Dibutuhkan kebijakan ekonomi yang benar-benar pro rakyat selain menggelorakan solidaritas dan empati kepada wong cilik. Bulan Ramadhan saat yang tepat untuk melakukan refleksi personal dan kolektif untuk menyegarkan kembali makna solidaritas, empati, dan keberagamaan kita selama ini. Puasa sejatinya tidak sebatas olah jiwa yang bersifat personal tapi harus dinaikkan kelasnya menjadi ibadah yang berdampak sosial.
Puasa adalah Toleransi
Secara substantif ajaran puasa adalah tradisi religi agama-agama besar di dunia. Secara umum pengertian puasa adalah “menahan” dan “pengendalian diri”. Pengertian harfiah puasa ini sama dengan arti kata toleransi (dari bahasa Latin Tolerantia) yang artinya kesabaran (patience) atau daya tahan, ketahanan (endurance). Puasa dengan kata lain memiliki pengertian sangat dekat dengan sikap toleransi sebagai upaya pengendalian diri. Dalam bahasa agama Islam pengendalian diri dapat diartikan dengan sabar. Orang yang sabar adalah orang yang tengah atau mampu mengendalikan dirinya. Hal ini segaris dengan makna toleransi. Bertoleransi adalah sikap seseorang yang sedang berusaha sekuat tenaga untuk menghormati perbedaan dan menahan diri dari sikap merasa paling benar sendiri. Pada saat yang sama ia menyadari bahwa terdapat kebenaran lain dalam diri orang lain atau kelompok lain yang harus dihormati.

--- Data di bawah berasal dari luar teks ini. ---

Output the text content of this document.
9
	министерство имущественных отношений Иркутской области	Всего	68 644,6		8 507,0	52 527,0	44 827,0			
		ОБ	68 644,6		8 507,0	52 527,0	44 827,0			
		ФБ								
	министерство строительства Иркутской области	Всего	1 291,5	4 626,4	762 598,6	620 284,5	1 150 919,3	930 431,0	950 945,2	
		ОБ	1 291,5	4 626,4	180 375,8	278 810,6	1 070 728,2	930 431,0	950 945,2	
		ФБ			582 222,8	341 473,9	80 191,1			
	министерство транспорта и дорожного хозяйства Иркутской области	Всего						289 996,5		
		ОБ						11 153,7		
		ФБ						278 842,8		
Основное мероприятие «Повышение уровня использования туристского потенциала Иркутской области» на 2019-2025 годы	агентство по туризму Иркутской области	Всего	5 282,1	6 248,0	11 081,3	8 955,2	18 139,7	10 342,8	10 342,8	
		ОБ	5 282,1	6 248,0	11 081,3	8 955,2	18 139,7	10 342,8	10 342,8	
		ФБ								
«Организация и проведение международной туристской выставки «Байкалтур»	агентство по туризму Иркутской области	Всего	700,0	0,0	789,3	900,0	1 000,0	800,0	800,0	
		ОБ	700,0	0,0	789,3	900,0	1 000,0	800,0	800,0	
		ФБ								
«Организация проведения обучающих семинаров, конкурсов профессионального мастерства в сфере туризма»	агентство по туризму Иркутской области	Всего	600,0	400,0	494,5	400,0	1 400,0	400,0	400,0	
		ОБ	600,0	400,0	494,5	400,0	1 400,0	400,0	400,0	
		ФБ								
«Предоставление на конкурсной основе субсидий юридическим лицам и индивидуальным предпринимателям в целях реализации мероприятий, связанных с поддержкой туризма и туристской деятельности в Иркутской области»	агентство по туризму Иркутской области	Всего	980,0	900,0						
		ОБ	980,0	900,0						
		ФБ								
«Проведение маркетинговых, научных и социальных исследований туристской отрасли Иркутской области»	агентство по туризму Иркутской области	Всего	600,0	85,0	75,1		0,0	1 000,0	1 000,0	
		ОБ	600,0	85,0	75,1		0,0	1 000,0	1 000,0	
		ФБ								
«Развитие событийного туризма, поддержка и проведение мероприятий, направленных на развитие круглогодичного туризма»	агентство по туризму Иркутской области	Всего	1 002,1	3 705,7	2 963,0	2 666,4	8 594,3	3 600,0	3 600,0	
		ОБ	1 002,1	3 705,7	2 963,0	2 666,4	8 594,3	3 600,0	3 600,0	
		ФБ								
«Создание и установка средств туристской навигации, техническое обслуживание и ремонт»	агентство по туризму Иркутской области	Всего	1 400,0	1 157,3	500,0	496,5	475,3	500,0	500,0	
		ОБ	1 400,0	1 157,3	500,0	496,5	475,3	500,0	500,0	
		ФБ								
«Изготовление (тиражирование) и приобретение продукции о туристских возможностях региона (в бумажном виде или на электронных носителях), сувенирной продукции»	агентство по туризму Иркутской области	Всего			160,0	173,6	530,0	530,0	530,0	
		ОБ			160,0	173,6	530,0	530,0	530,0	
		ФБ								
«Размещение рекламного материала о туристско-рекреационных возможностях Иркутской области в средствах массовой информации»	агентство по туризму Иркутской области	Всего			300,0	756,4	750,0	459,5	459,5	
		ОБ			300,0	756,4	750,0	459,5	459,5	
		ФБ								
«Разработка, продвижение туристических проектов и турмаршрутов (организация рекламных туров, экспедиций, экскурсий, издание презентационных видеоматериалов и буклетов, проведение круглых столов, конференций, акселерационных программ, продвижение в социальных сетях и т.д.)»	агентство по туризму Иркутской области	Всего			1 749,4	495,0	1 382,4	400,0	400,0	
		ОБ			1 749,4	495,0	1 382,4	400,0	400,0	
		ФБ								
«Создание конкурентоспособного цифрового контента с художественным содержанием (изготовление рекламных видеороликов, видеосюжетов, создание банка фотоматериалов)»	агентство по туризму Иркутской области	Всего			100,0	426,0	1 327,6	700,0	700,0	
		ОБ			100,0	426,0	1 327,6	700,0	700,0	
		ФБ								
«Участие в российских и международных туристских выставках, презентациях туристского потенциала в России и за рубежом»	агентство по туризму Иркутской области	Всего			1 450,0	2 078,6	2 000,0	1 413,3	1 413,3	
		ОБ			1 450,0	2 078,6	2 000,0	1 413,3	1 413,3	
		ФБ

Ajaran puasa sebagai tradisi agama-agama besar secara eksplisit tertuang dalam al-Qur’an (QS. 2: 183). Pada ayat ini Allah menjelaskan bahwa kewajiban puasa berlaku pula bagi ummat-ummat terdahulu.
Ajaran menahan hawa nafsu dalam ritual puasa dalam Islam berkembang menjadi metoda pembersihan diri (tazkiyat an-Nafsi). Upaya pembersihan diri ini dapat berupa amalan-amalan olah spiritual yang banyak dilakukan kalangan penganut jalan spiritual (tasawwuf) dan kelompok-kelompok sufi atau tarekat.
Menurut Imam al-Ghazali (wafat 1111), puasa merupakan sebagian dari kesabaran yang pahalanya tak terhingga. Puasa identik dengan kesabaran yang tak mengenal batas, upaya yang bersifat terus menerus tak kenal henti, karenanya pahala orang yang sabar tidak terbatas. Hal ini sebagaimana digambarkan dalam Al-Qurán (QS. 39:10) bahwa hanya orang-orang yang bersabarlah yang pahalanya tanpa batas. Penisbatan puasa dengan sabar inilah telah menempatkan ibadah puasa Ramadhan begitu istimewa dalam Islam. Saking istimewanya puasa Ramadhan di banding ibadah yang lain, jika ia dilakukan dengan ikhlas semata mengharap keridhaan Allah SWT maka hanya Dialah yang memberi pahalanya.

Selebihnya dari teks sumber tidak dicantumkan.